Thomas Kailath
Award Name : Padma Bhushan
Year of Award : 2009
Award for : Science and Engineering
Location : Pune, Maharashtra, India
Thomas Kailath is an electrical engineer, information theorist, control engineer, entrepreneur and the Hitachi America Professor of Engineering, Emeritus, at Stanford University. Thomas Kailath was born in Pune, India, in 1935. He received the BE degree in telecommunications engineering from the University of Poona in 1956 and an MS and Sc.D. degrees in EE from MIT in 1959 and 1961, respectively. He claims to be the first student from India to receive a doctorate in EE from MIT. His master's thesis explored "Sampling Models for Time-Variant Filters," and his doctoral dissertation "Communication via Randomly Varying Channels." From 1961 to 1962 he worked at JPL in Pasadena, California, and concurrently taught part-time at California Institute of Technology. From 1963 to the present he has been a professor in the EE department at Stanford University. He was involved in the development of Stanford's Information Systems Laboratory from 1971 to 1981. In 1981, Kailath became a co-founder of Integrated Systems, Inc., a small company specializing in the development and licensing of high-level CAE (Computer-Aided Engineering) software and hardware products for the analysis, design and implementation of control systems in a variety of applications.
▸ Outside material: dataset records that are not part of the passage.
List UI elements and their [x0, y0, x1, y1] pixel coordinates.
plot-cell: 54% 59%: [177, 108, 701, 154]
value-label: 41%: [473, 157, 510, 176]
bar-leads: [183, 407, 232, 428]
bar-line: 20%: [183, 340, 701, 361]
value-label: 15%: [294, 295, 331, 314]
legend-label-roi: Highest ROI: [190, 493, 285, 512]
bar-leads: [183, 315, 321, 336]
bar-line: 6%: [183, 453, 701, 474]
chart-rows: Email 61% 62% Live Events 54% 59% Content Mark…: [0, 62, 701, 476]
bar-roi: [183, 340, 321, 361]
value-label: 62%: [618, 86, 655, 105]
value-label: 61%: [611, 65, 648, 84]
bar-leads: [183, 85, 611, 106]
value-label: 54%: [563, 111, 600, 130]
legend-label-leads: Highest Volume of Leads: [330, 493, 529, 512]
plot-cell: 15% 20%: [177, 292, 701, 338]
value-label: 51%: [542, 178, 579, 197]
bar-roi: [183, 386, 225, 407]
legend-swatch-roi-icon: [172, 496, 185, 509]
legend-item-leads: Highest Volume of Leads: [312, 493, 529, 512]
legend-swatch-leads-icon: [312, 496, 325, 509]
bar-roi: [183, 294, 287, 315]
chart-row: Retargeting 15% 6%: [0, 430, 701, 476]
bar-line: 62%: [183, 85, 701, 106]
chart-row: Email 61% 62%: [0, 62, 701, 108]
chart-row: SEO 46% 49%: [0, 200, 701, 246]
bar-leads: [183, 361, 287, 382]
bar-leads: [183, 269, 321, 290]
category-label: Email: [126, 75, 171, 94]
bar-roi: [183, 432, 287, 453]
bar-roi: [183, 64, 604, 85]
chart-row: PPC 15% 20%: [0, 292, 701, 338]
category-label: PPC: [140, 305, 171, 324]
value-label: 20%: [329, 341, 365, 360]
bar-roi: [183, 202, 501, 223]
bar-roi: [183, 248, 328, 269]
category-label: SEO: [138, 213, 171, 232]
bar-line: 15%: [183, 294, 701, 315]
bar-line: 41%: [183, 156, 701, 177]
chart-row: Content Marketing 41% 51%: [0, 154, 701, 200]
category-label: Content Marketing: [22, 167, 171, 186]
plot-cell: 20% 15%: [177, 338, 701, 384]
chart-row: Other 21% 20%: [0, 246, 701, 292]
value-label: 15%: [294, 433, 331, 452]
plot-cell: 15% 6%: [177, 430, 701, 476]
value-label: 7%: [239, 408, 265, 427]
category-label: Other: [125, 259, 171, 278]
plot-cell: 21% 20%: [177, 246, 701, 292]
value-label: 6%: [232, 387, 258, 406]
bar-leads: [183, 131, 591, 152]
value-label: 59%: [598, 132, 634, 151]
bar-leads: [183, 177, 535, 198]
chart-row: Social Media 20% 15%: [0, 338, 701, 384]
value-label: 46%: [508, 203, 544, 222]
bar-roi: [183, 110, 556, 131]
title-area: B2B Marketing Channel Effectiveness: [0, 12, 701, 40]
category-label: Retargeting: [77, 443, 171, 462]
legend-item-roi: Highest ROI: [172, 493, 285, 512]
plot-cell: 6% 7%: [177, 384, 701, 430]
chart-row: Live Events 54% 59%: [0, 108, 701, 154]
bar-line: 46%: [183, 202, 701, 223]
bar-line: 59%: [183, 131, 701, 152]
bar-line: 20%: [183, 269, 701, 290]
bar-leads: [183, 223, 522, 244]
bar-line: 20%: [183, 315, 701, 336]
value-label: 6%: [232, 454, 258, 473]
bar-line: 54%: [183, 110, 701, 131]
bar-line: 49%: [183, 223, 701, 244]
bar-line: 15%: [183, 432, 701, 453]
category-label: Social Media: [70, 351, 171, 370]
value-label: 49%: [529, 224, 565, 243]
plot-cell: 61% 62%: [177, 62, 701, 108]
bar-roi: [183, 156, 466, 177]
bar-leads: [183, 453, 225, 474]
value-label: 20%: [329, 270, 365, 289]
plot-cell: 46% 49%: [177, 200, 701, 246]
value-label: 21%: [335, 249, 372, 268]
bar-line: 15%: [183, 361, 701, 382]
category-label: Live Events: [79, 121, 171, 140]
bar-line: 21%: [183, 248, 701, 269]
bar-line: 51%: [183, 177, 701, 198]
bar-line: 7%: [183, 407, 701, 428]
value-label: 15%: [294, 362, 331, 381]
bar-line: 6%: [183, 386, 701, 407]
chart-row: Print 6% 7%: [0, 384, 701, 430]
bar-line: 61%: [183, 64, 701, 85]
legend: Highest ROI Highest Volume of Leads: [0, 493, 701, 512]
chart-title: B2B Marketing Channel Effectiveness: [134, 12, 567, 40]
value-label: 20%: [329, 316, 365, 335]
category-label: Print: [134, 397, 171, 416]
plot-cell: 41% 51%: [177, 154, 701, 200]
He has written several books, authored or co-authored over 300 journal articles and papers, and shared in the development of 13 patents. Specific contributions by him and his over ninety Ph.D. students and postdoctoral scholars include algorithms for feedback communications, universal estimator-correlator detector structures for random signals in noise and the concept of displacement structure leading to fast algorithms in many fields, such as estimation, control, direction of arrival estimation, adaptive filtering, channel identification and equalization, VLSI systems for signal processing, matrix theory and linear algebra. Much of his early work outpaced what could be implemented at the time. As technology advanced, Dr. Kailath and his students were able to successfully address industrial issues in areas such as optical lithography and multiple antenna wireless communications. He was awarded the Padma Bhushan award in 2009 by the Government of India for his contribution to Science and Engineering. He was selected by President Barack Obama for the National Medal of Science in 2014 along with other prominent scientists for "invaluable contributions to their fields and helping improve countless lives."